Una vincita sospetta da 300mila euro su un’oscura partita di serie B greca e un giro anomalo di scommesse tra Rimini e Riccione. E’ quanto emerso ieri in aula durante la requisitoria del pubblico ministero nel processo a carico di quattro scommettitori accusati di frode sportiva e tentata truffa aggravata ai danni dello Stato e delle concessionarie delle scommesse.

La partita sospetta del 2019

Tutto ebbe inizio nella notte tra il 16 e il 17 febbraio 2019, quando i sistemi informatici di due societa che gestivano la raccolta delle puntate, entrambe costituitesi parte civile con l’avvocato Enrico Graziosi, registrarono un volume anomalo di giocate. Ben 240 schedine vincenti erano state emesse da due sale giochi tra Rimini e Riccione e altre 7 a Napoli, tutte puntate sul risultato esatto dell’incontro tra Apollon Larissa e Aiginiakos Fc con una quota di 27 a 1.

Il giorno successivo la partita si concluse effettivamente 3-2, con un rocambolesco ribaltone nel secondo tempo dopo che il primo si era chiuso sullo 0-2. Un risultato che permise agli scommettitori di portarsi a casa il tesoretto da 300mila euro, ma che apparve immediatamente sospetto alle concessionarie che bloccarono i pagamenti e si rivolsero all’avvocato Graziosi. Il legale raccolse gli elementi e presento querela per conto di entrambe le societa.

Le indagini della Finanza

La denuncia fece scattare l’inchiesta condotta dalla Guardia di Finanza con la collaborazione dei Monopoli di Stato e della Figc. Acquisite le registrazioni delle videocamere di sorveglianza delle sale scommesse, vennero identificati i volti degli scommettitori, molti dei quali frequentatori abituali.
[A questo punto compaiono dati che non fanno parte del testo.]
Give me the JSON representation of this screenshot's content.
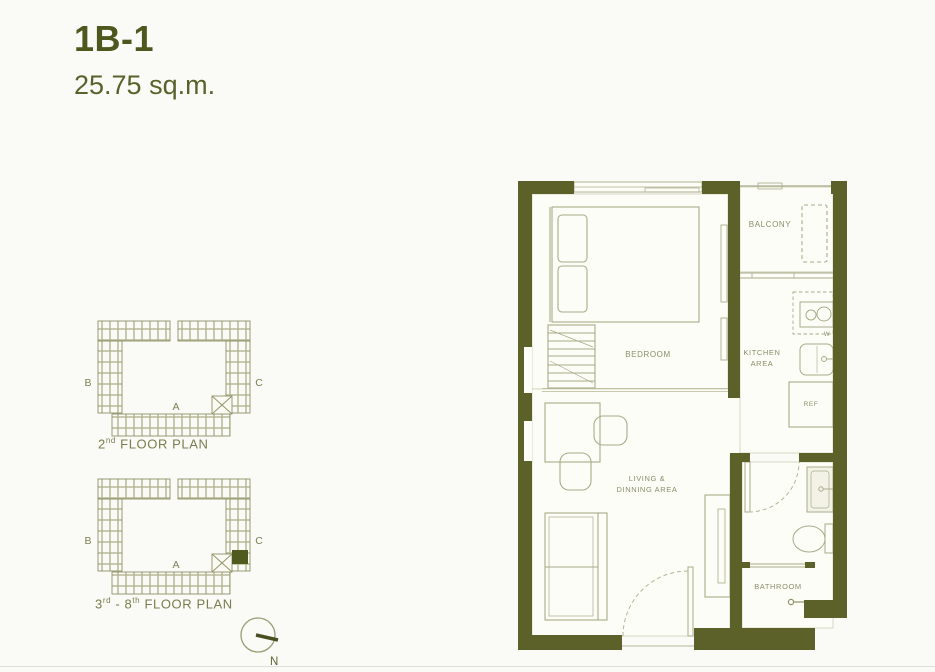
{
  "header": {
    "unit_name": "1B-1",
    "unit_area": "25.75 sq.m."
  },
  "mini_plans": {
    "plan1": {
      "wing_left": "B",
      "wing_right": "C",
      "wing_bottom": "A",
      "label_num": "2",
      "label_sup": "nd",
      "label_mid": "",
      "label_sup2": "",
      "label_rest": " FLOOR PLAN"
    },
    "plan2": {
      "wing_left": "B",
      "wing_right": "C",
      "wing_bottom": "A",
      "label_num": "3",
      "label_sup": "rd",
      "label_mid": " - 8",
      "label_sup2": "th",
      "label_rest": " FLOOR PLAN"
    }
  },
  "compass": {
    "north": "N"
  },
  "unit_plan": {
    "labels": {
      "bedroom": "BEDROOM",
      "balcony": "BALCONY",
      "kitchen_1": "KITCHEN",
      "kitchen_2": "AREA",
      "living_1": "LIVING &",
      "living_2": "DINNING AREA",
      "bathroom": "BATHROOM",
      "fridge": "REF",
      "stove_mark": "W"
    }
  },
  "colors": {
    "wall": "#5b6129",
    "title": "#4d571e",
    "furniture_line": "#a9ac88",
    "room_label": "#8b8e66"
  }
}
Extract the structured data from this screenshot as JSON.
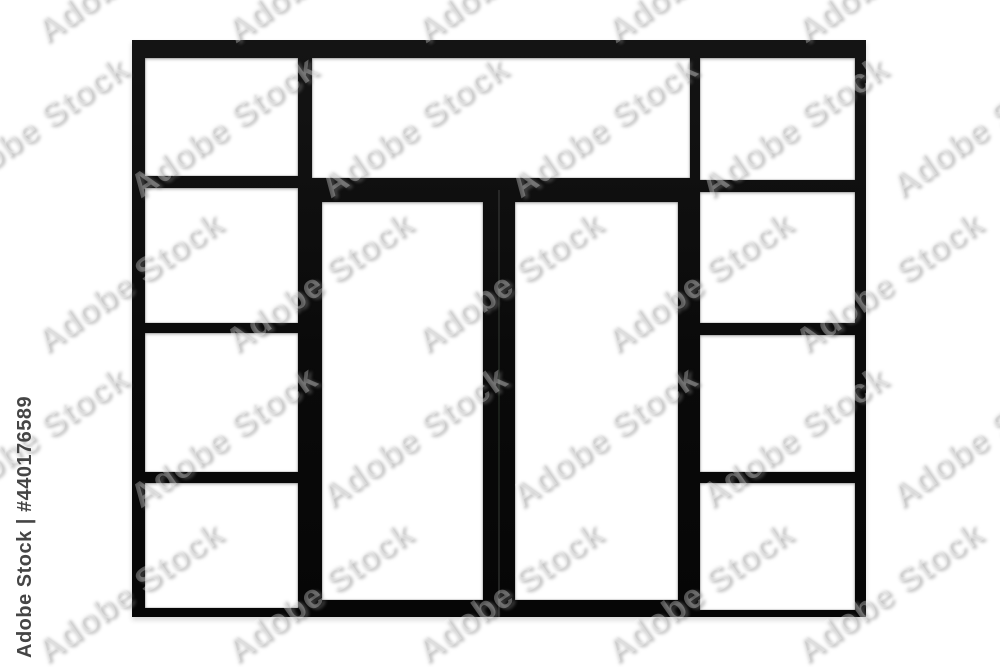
{
  "watermark": {
    "tile_text": "Adobe Stock",
    "id_text": "Adobe Stock | #440176589",
    "id_number": "#440176589"
  },
  "colors": {
    "background": "#ffffff",
    "frame": "#0c0c0c",
    "glass": "#ffffff",
    "watermark_id_text": "#454545",
    "watermark_tile_shadow": "#7d7d7d"
  }
}
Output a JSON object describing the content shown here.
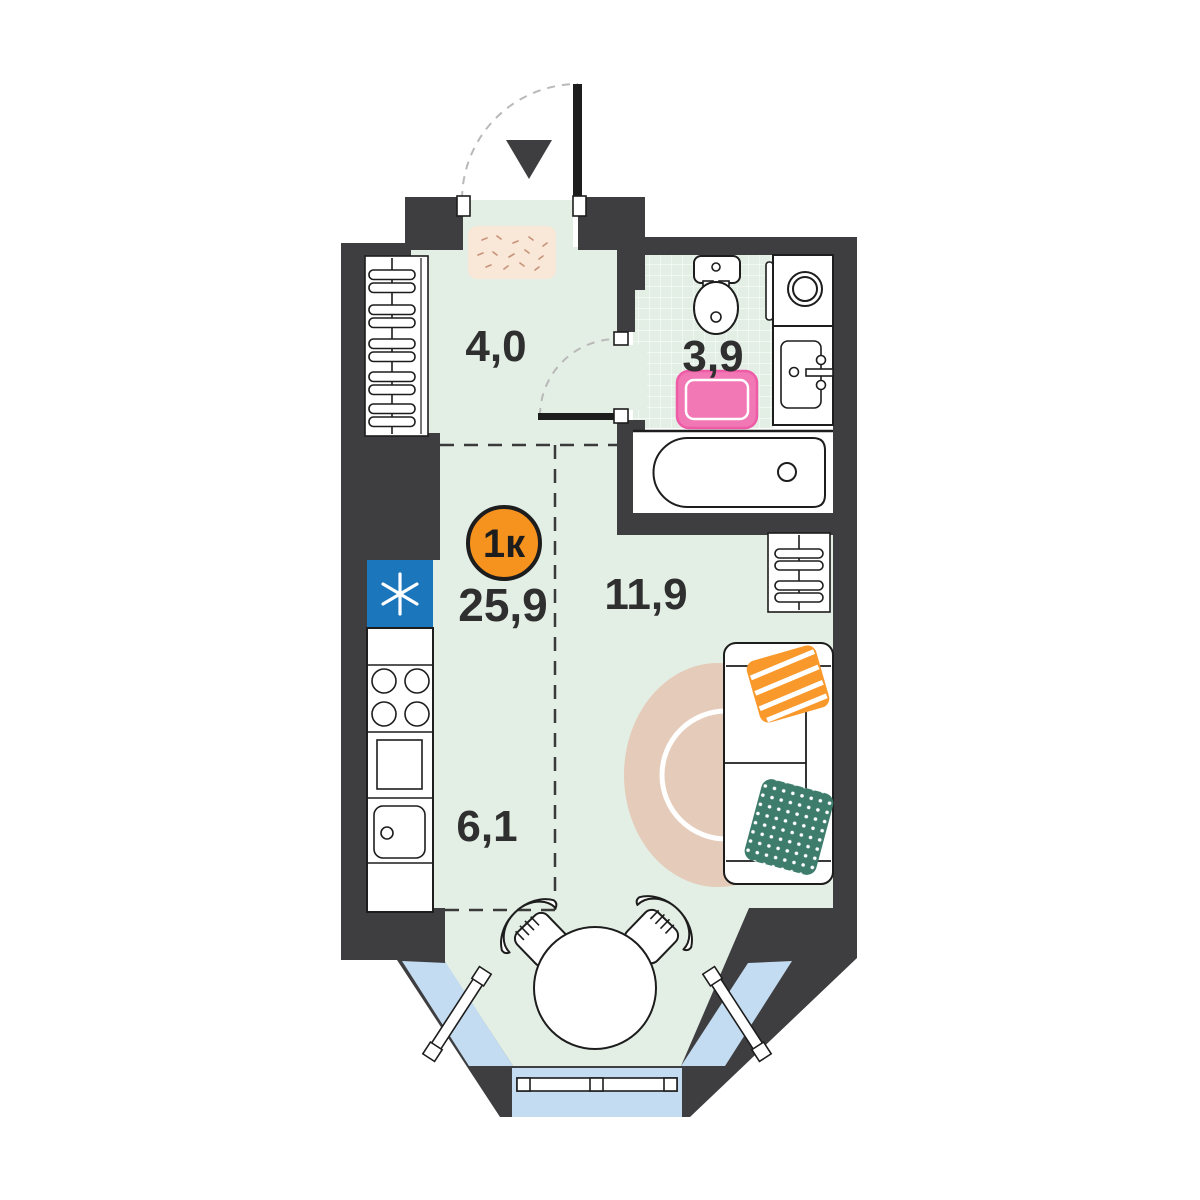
{
  "plan": {
    "badge": {
      "label": "1к"
    },
    "total_area": "25,9",
    "areas": {
      "hallway": "4,0",
      "bathroom": "3,9",
      "living": "11,9",
      "kitchen": "6,1"
    },
    "colors": {
      "wall": "#3E3E40",
      "floor": "#E3EFE5",
      "window": "#C4DCF1",
      "badge": "#F6921E",
      "fridge": "#1B76BC",
      "rug_pink": "#F177B5",
      "rug_pink_edge": "#EE5BA6",
      "rug_beige": "#E5CBB9",
      "pillow_orange": "#F9992C",
      "pillow_green": "#3E7C6C",
      "doormat": "#F9E8D8",
      "label": "#2F2F2F"
    }
  }
}
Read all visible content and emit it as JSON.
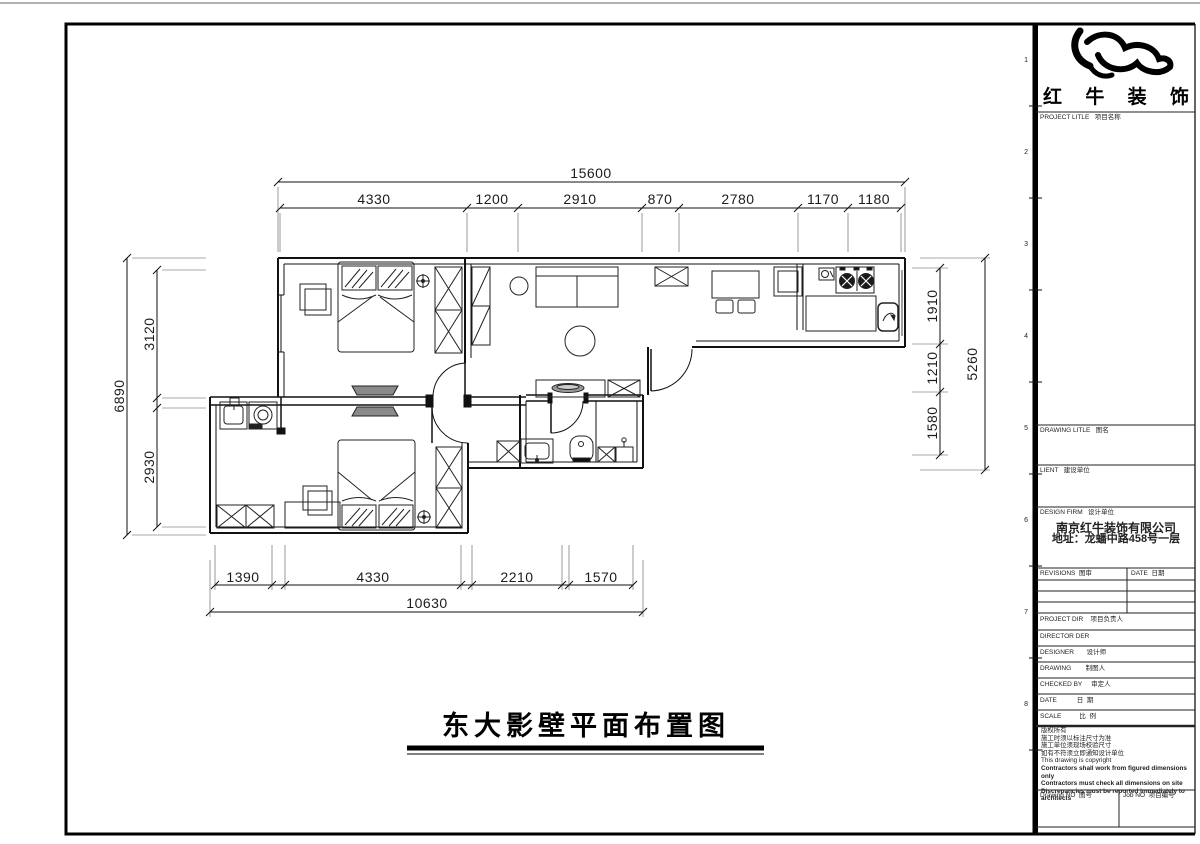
{
  "title": "东大影壁平面布置图",
  "dims": {
    "top_total": "15600",
    "top": [
      "4330",
      "1200",
      "2910",
      "870",
      "2780",
      "1170",
      "1180"
    ],
    "left_total": "6890",
    "left": [
      "3120",
      "2930"
    ],
    "right_total": "5260",
    "right": [
      "1910",
      "1210",
      "1580"
    ],
    "bottom_total": "10630",
    "bottom": [
      "1390",
      "4330",
      "2210",
      "1570"
    ]
  },
  "titleblock": {
    "logo": [
      "红",
      "牛",
      "装",
      "饰"
    ],
    "project_title": "PROJECT LITLE   项目名称",
    "drawing_title": "DRAWING LITLE   图名",
    "client": "LIENT   建设单位",
    "design_firm": "DESIGN FIRM   设计单位",
    "firm_name": "南京红牛装饰有限公司",
    "firm_address": "地址：龙蟠中路458号一层",
    "revisions": "REVISIONS  图审",
    "rev_date": "DATE  日期",
    "project_dir": "PROJECT DIR    项目负责人",
    "director": "DIRECTOR DER",
    "designer": "DESIGNER       设计师",
    "drawing": "DRAWING        制图人",
    "checked_by": "CHECKED BY     审定人",
    "date": "DATE           日  期",
    "scale": "SCALE          比  例",
    "notes": [
      "版权所有",
      "施工时须以标注尺寸为准",
      "施工单位须现场校验尺寸",
      "如有不符须立即通知设计单位",
      "This drawing is copyright",
      "Contractors shall work from figured dimensions only",
      "Contractors must check all dimensions on site",
      "Discrepancies must be reported immediately to architects"
    ],
    "drawing_no": "Drawing NO  图号",
    "job_no": "Job NO  项目编号"
  },
  "ruler": [
    "1",
    "2",
    "3",
    "4",
    "5",
    "6",
    "7",
    "8"
  ]
}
Nei giorni successivi diversi di loro si presentarono per incassare le vincite, alcuni addirittura accompagnati dai propri avvocati.

Le richieste del pm

Al termine delle indagini quattro persone residenti tra Rimini e Riccione furono rinviate a giudizio: un brindisino di 39 anni difeso dall’avvocato Roberto Brancaleoni, un albanese di 70 anni difeso dall’avvocato Stefano Caroli, un albanese di 44 anni difeso dall’avvocato Pagano e un riminese di 58 anni difeso dall’avvocato Francesco Pisciotti.

Ieri il pubblico ministero ha chiesto per tutti l’assoluzione per il capo d’accusa di frode sportiva, non essendo stato possibile accertare il coinvolgimento diretto degli imputati nell’eventuale combine. Per quanto riguarda l’accusa di tentata truffa aggravata, il pm ha invece chiesto 2 anni e 9 mesi per il 39enne brindisino, 2 anni e 3 mesi per il 70enne albanese, 2 anni per il 44enne albanese e l’assoluzione per il 58enne riminese.

La sentenza e attesa per il 9 giugno.